The best way to keep private the resources accessed by a user is to use an anonymous system. This would prevent the peers directly connected to the user from knowing which resources the user requests and, also, it would prevent those responsible for a specific resource from knowing the origin of a request. Unfortunately, in some cases this solution may not be available or perhaps too costly. In such cases, a less secure option, but one that can provide some level of privacy, is to combine routing modifications with protection of the contents in transit. Another possible option is not trying to hide the access itself but the identity of the user that is behind. In this case, the user should use the solutions already described to retain the privacy of the user identity. In any case, if the access to the resource is protected by an access control policy the user should use private and split credentials in order keep the privacy of its access.

6.5.4 User Publishing

Protection against content censorship mechanism is best achieved using an anonymous system and publishing resources under a hidden service. Obtaining this protection when this solution is not possible is an ongoing problem. One possibility is to publish the content anonymously and hide the identity of the publisher using one of the solutions already described in order to protect the user identity privacy. Another possibility would be to try to implement the proxy solution, described in Sect. 6.4.6, for content distribution. One final option would be to use cryptography to protect the content of the resource at rest. Nevertheless, the last presented solution would only hide the contents of the publishing user from non authorized users. Furthermore, if one of the authorized users disclosed the content, it would be possible to prove that the user published it if the encryption for the disclosed content matched the published one.

6.5.5 Contents

In order to protect the privacy of content, both solutions for the protection of content in transit and at rest should be used. For the case of protection at rest, cryptography is the recommend solution, because it not only prevents an unauthorized user from seeing content, but it also prevents a malicious container from disclosing users private information stored in the P2P network.
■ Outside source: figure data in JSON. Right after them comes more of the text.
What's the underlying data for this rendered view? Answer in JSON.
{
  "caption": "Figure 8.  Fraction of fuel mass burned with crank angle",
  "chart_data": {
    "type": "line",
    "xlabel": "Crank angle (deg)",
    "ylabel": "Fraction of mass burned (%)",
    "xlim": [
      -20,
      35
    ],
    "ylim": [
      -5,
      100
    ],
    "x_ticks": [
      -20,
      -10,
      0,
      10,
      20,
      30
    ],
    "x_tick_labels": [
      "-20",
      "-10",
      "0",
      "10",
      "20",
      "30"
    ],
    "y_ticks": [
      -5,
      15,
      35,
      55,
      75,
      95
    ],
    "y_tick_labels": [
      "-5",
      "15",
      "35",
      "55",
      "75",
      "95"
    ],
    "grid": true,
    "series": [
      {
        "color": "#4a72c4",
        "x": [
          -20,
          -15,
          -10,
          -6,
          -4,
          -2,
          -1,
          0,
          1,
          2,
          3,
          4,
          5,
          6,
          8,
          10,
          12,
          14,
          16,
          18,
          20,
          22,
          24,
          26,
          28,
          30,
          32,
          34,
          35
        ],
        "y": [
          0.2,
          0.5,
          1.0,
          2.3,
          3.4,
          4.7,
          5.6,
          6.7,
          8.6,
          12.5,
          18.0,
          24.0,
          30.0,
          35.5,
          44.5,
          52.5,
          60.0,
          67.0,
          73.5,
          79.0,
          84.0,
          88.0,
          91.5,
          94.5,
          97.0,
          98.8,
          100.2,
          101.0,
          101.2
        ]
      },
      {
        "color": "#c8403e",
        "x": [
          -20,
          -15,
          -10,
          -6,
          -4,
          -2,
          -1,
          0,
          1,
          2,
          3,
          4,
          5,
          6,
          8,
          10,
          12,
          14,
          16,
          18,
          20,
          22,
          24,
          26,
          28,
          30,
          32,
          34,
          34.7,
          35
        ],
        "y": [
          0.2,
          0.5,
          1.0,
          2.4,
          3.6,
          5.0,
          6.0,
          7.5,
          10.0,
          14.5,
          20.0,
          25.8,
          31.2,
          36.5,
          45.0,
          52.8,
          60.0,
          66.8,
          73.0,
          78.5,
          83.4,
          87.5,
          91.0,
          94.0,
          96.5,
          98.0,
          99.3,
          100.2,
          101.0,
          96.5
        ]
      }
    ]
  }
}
6.5.6 Application Misconfiguration and Misuse

So far, we have seen how to protect the privacy of different users’ attributes: its identity, location, accessed information, published resources, and private stored information. However, all these mechanisms are useless if the application used by the user to access the P2P network is not well configured and is sharing its personal private information. It is, therefore, crucial to do a proper and secure configuration of the application used before accessing a P2P network.

6.5.7 Spyware and Malware

Similarly to application misconfiguration and misuse, having spyware or malware that leaks the user’s personal information can render all the privacy protecting mechanisms described before useless. So, it is very important to check that the user device is clean of spyware and malware using an application hardening solution before accessing a P2P network in order to protect the users privacy.

6.6 Conclusions

As we have seen, there are several privacy issues that must be taken into account when using P2P applications: privacy of user’s identity, location, access, and publishing; privacy of contents; application misconfiguration and misuse; and spyware and malware. Also, several solutions exist that can be used to try to address these issues: anonymous systems, routing modifications, protection of contents in transit and at rest, private and split credentials, hidden services, and application configuration and hardening.
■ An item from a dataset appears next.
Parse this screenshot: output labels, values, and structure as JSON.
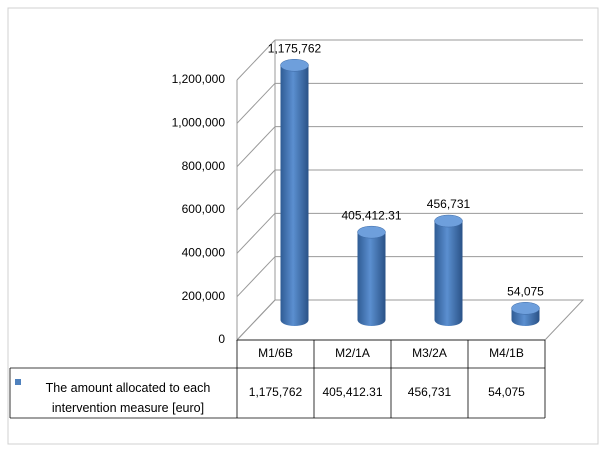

However, the choice of the one to be used in each case is a complicated task. Some solutions may be effective to protect the privacy of some attributes but ineffective in protecting others. Furthermore, implementing some of them (e.g., using an anonymous system) while neglecting others (e.g., application misconfiguration sharing documents with personal identifiable information) may render useless the solutions in place. It is, therefore, of great importance to have a holistic view of the existing issues and solutions in order to protect privacy in P2P networks.